The sad soap opera of S.C. Comptroller General Richard Eckstrom continued over the weekend as the incumbent sought to fight back against a threatening to derail his bid for a third term as the state’s accountant.
Eckstrom’s Democratic opponent – Robert Barber – began running a television ad last week attacking the 62-year-old incumbent over a pair of personal issues – a 1997 sexual harassment case that was settled with taxpayer money and his extramarital relationship with a former candidate for State Superintendent of Education.
“Incumbent Comptroller Richard Eckstrom’s job is to protect our money, but Eckstrom spent over $57,000 taxpayer dollars to settle a sexual harassment lawsuit against him,” the narrator of Barber’s ad says.
In an interview last Friday, a spokesman for Eckstrom attempted to downplay the incident – and shift the blame for it onto Eckstrom’s accuser.
“It has been falsely mischaracterized as something to do with sexual harassment,” Eckstrom spokesman Rod Shealy Jr. told Jim Davenport of the Associated Press. “The girl got a bad review and initiated a lawsuit.”
Wait … “the girl?”
Also, isn’t the number one rule of most settlements that you’re not supposed to talk about them?
Anyway, FITS made several attempts to contact Leanne R. Johnson – the woman who initiated the lawsuit against Eckstrom over a decade ago – but our efforts were unsuccessful. Johnson spoke at length about the incident to our founding editor several years ago, however, and described in detail the alleged harassment that prompted Eckstrom to settle the case.
Meanwhile Kelly Payne, a popular local high school teacher and former GOP candidate for S.C. Superintendent of Education, stood by her claim that Eckstrom threatened her during the course of their relationship – an extramarital affair that was first exposed by FITS in February. Payne told FITS on Friday that she is seeking an order of protection against Eckstrom – while Eckstrom’s office insists that no threatening behavior ever took place.

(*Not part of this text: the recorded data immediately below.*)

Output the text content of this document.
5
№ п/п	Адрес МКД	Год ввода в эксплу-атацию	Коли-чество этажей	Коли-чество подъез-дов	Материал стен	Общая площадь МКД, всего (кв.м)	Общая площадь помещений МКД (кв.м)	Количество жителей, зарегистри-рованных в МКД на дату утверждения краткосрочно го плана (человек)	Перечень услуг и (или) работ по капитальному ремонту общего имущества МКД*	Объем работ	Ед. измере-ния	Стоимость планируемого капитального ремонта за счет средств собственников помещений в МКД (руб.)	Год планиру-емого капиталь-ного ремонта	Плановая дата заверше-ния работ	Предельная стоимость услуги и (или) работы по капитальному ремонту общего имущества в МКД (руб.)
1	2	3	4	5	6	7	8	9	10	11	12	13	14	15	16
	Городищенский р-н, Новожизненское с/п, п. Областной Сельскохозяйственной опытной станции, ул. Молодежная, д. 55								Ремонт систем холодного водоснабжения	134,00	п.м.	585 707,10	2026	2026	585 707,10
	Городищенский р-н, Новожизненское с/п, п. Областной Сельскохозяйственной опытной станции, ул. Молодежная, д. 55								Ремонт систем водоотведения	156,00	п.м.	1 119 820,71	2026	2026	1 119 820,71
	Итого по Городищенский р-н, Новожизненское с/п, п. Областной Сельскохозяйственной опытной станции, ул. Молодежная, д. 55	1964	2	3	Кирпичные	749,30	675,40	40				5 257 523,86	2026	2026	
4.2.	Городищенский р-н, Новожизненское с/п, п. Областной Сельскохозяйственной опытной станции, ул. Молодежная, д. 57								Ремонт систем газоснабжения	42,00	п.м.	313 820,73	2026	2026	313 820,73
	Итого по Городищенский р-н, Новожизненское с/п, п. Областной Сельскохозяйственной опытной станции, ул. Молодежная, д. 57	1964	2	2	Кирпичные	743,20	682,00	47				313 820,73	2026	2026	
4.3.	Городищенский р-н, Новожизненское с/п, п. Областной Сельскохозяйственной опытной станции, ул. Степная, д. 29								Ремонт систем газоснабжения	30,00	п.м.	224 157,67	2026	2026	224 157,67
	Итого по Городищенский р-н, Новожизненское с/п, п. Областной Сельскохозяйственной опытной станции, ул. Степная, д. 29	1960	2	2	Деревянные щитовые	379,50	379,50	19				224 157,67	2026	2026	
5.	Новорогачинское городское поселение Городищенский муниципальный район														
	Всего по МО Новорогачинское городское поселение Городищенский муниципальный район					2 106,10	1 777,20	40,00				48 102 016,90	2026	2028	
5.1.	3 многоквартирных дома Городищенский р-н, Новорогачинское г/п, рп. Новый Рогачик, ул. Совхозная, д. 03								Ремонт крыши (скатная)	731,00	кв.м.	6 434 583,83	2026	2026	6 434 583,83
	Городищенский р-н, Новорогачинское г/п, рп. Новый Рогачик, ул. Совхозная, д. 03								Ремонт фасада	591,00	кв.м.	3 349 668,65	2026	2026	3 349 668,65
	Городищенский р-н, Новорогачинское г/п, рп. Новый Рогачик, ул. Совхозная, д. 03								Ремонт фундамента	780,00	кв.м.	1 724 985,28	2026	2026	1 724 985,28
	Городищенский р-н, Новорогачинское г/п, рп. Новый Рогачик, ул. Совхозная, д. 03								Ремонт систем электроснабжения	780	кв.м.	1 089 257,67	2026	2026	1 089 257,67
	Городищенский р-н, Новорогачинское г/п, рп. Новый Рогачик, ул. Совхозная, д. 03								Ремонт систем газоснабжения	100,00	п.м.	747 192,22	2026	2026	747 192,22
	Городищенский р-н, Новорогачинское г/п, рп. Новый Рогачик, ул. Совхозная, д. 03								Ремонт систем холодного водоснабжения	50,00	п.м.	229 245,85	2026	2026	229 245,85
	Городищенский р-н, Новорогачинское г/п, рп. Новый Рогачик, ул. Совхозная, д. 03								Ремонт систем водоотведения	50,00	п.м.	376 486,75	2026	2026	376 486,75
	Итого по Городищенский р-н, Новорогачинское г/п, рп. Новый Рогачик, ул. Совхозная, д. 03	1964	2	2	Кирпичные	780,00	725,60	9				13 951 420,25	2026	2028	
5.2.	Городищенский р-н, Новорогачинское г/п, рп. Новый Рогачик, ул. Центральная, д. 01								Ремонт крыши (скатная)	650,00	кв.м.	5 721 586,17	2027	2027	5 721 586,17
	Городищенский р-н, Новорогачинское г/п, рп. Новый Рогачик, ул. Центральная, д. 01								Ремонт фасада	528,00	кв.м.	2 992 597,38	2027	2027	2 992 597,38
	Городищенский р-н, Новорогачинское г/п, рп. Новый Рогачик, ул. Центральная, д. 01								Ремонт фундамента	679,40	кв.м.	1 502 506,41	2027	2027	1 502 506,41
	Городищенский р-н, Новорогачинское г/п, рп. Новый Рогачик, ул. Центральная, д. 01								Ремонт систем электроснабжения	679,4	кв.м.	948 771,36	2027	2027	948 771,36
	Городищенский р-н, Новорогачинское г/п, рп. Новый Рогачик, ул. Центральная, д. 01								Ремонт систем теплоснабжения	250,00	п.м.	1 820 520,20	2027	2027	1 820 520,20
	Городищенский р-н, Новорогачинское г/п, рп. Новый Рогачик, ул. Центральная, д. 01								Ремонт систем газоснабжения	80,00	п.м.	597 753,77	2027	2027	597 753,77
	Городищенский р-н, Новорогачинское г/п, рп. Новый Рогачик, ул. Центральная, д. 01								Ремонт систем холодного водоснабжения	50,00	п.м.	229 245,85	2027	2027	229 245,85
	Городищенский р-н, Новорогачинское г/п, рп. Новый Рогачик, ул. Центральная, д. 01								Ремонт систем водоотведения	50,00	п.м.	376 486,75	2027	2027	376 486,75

Payne and Eckstrom’s relationship is also mentioned in the Barber ad – with Eckstrom accused of using “state cell phones and computers to send sexually-explicit text messages and emails to his mistress.”
Eckstrom’s office said that Payne was still text-messaging the Comptroller General as recently as Friday morning – although they neglected to point out that Eckstrom was still text-messaging Payne, too, telling her that he didn’t have an “off switch” for their forbidden, highly-combustible love.